KNIME direct connect with Delta Lake in Azure Cloud

Hello, Community,
I have one delta lake storage in Azure Cloud storage account Gen2. To serve this delta table, one Synapse Serverless SQL is used. We can successfully load the data from the Serverless SQL and do some desired operations in KNIME.
Sadly, we run into some blockers when writing the processed result back to Synapse Serverless SQL or Storage account as Delta Table. So is there anyone with experience:

  1. Write Delta Table ( [Home | Delta Lake] (https://delta.io/)) to Azure Storage Account.
  2. Merge the Delta Table instead of the overwrite / append.
  3. even better, direct read from the storage account in Delta Table format.

Kind regards
Loujiang

Hi @ Loujiang,
Can you tell us a bit more about the concrete blockers you are facing? I do not have experience with Delta lake specifically, but have debugged many database connections in KNIME before. So if you describe what is going wrong, I might be able to help.
Kind regards,
Alexander

1 Like

Hello, Alexander,
I want to return the table to Azure Storage Account Gen 2 in delta format(parquet files with special metadata denoting them). Currently, I can only do with the regular parquet files. Are there some possible solutions to this?
Best wishes
Loujiang

Hi,
Can you read the files with our Parquet Reader and the Azure Data Lake Storage Gen2 Connector instead of SQL? Or is the metadata so special that it cannot be read?
Kind regards,
Alexander

Hallo,
For that, I can read the parquet in with the Parquet Reader like following:
image

However, the data read-in is not desired.
In the folder, we have multiple parquets generated with the following logic(delta):

  1. One Version of the delta table will connect to one/multiple parquets.
  2. When default reading, we only read the limited parquets based on the metadata to get the latest version.
  3. When writing back, we also need metadata management. In our normal process, it is maintained automatically with the delta merge.

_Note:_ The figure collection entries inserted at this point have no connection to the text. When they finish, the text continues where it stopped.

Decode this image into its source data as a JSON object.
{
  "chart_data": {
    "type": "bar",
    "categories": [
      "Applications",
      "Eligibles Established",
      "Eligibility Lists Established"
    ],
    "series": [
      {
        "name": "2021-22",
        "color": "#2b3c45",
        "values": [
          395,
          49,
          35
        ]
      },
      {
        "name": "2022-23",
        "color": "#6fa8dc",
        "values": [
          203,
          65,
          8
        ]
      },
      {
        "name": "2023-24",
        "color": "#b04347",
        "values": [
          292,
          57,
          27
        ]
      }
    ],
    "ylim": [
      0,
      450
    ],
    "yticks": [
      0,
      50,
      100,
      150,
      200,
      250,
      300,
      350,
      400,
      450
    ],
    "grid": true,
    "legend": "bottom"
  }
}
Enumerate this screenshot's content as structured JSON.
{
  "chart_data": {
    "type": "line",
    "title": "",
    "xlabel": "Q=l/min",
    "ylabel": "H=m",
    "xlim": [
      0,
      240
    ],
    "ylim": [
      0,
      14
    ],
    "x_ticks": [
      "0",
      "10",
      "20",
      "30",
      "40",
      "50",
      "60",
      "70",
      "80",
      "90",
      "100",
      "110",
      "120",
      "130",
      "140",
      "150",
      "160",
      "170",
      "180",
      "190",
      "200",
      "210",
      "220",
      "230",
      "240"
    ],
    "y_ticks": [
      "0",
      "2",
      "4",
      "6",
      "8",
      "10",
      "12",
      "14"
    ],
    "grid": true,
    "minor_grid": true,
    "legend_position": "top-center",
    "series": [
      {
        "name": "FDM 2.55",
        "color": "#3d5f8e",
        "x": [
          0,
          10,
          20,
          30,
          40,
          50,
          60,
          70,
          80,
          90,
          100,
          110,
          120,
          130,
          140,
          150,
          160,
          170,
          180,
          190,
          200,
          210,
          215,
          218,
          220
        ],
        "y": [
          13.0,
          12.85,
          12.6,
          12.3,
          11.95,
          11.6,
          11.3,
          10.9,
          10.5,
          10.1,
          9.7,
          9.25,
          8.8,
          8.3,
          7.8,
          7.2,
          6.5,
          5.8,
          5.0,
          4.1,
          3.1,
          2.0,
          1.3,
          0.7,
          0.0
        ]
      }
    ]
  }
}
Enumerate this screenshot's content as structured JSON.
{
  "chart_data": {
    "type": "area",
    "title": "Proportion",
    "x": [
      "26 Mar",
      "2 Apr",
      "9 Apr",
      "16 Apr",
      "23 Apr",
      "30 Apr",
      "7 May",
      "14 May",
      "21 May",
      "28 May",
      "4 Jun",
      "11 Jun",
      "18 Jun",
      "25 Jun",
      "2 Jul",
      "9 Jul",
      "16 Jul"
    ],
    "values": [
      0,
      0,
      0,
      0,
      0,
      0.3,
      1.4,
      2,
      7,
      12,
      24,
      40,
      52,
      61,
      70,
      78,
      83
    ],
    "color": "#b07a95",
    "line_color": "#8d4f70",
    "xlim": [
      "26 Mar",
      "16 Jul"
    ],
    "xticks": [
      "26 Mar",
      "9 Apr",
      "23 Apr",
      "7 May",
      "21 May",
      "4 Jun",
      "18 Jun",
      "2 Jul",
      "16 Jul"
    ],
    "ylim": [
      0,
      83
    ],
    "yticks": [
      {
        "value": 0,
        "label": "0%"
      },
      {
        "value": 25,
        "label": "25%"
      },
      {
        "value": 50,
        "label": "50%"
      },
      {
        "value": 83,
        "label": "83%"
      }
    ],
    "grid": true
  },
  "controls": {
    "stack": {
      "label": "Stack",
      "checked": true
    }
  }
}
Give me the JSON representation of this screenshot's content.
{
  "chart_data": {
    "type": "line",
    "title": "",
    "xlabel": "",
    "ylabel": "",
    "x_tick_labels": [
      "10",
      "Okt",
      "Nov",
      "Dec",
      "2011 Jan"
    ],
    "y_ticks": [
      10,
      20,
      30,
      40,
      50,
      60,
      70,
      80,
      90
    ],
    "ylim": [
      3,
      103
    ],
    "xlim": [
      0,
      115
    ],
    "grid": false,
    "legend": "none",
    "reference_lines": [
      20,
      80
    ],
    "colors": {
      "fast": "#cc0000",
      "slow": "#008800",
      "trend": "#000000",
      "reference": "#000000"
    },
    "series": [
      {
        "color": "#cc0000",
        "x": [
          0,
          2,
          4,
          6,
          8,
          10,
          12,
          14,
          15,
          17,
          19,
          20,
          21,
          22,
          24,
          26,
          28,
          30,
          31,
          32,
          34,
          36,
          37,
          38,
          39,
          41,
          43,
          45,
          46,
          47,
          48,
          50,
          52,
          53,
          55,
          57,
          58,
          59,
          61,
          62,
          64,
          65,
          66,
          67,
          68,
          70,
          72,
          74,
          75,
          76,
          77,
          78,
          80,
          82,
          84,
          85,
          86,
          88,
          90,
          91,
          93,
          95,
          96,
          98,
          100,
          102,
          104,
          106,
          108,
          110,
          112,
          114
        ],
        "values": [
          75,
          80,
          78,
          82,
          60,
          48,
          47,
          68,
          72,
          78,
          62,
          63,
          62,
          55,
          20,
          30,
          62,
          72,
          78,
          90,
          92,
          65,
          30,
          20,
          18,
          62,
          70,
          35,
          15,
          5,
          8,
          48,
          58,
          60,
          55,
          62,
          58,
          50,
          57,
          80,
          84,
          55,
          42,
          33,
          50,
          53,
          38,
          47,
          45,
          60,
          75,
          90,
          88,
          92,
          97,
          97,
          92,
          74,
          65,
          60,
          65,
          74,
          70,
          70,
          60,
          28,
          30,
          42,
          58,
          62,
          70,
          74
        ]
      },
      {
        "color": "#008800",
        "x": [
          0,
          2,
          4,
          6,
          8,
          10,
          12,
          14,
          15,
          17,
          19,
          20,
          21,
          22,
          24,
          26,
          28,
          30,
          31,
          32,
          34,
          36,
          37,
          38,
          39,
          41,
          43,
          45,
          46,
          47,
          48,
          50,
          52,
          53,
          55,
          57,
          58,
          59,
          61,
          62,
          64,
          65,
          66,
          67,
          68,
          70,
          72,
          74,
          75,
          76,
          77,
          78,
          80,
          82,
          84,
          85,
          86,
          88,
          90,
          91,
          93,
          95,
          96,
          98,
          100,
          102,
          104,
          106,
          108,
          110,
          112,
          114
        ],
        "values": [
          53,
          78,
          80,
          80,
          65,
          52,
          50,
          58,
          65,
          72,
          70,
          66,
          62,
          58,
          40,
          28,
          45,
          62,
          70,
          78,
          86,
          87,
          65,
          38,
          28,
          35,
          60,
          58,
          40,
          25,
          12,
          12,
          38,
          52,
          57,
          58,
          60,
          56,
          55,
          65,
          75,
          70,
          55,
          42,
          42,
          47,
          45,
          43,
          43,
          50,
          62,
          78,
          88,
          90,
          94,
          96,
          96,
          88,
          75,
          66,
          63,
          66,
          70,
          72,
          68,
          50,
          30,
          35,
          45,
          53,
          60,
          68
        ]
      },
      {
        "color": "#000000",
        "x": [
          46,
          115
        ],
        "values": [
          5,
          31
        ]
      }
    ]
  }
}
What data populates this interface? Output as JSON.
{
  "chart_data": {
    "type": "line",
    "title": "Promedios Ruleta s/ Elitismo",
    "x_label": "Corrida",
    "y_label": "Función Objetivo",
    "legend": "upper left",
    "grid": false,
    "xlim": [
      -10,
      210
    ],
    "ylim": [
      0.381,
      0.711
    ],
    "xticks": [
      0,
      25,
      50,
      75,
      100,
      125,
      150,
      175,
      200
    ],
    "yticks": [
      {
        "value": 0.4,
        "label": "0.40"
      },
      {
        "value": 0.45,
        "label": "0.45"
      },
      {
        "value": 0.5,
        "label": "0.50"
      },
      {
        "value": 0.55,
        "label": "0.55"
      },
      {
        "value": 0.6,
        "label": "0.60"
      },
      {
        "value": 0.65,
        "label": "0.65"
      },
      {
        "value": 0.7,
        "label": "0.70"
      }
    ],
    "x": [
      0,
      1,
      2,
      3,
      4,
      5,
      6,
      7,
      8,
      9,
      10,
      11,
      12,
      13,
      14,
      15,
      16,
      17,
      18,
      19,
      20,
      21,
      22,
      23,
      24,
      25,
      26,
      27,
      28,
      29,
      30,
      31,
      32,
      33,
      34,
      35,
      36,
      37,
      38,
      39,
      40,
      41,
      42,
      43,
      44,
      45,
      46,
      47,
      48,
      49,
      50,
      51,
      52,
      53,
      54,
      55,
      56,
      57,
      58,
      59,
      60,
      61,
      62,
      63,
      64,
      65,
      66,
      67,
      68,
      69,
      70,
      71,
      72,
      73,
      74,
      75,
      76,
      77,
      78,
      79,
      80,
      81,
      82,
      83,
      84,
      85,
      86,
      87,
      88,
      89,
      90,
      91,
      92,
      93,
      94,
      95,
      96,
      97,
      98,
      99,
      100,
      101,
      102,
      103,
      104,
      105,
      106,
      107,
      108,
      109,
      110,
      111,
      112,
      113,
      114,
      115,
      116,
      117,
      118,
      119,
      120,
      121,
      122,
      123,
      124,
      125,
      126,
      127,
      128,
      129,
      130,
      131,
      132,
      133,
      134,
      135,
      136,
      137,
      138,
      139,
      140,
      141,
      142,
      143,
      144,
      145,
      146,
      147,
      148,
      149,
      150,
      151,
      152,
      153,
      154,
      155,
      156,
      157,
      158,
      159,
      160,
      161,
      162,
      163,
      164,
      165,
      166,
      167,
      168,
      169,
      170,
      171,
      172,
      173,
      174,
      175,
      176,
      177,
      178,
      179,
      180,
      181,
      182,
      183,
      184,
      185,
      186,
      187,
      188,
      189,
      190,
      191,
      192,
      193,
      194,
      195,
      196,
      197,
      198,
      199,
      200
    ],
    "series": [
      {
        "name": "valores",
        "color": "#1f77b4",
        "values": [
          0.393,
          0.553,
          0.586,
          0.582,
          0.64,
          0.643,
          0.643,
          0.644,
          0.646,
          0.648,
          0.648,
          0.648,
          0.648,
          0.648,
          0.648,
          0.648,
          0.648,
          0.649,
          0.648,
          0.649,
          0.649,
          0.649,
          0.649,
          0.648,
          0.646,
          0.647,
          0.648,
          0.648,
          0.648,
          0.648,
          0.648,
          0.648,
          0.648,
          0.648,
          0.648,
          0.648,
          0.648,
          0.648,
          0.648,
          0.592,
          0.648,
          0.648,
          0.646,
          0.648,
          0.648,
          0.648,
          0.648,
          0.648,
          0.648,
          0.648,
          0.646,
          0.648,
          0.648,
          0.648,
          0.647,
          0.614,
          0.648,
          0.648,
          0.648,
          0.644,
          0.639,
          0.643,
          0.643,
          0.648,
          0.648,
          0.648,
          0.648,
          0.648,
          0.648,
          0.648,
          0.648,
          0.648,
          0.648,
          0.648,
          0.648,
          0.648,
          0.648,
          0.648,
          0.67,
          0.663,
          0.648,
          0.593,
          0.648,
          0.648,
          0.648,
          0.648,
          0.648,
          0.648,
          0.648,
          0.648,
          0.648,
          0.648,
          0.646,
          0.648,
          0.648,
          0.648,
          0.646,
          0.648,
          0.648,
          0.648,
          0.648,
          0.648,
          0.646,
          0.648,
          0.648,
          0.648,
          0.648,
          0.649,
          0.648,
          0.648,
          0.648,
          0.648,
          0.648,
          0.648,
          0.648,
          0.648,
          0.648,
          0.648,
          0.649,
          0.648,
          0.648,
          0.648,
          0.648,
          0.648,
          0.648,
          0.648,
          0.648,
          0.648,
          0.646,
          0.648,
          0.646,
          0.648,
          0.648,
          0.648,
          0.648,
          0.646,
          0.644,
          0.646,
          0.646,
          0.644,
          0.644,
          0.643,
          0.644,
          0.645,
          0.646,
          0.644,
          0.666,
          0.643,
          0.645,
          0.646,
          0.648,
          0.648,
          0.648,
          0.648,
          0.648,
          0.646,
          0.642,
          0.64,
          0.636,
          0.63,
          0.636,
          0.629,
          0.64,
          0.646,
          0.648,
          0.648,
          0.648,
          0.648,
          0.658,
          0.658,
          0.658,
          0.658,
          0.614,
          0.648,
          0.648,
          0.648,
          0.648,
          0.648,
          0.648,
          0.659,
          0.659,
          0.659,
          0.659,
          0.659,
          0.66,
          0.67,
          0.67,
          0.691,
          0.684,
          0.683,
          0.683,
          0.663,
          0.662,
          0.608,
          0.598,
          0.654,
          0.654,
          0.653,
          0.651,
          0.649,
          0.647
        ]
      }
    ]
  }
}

However, with KNIME, the parquet read could only read all parquet and not use the metadata. So in the flow, it reads all transaction results.

best wishes
loujiang

Hi,
In what format do you have the metadata? Could you read that as well and use it to control the Parquet Reader?
Kind regards,
Alexander

This topic was automatically closed 90 days after the last reply. New replies are no longer allowed.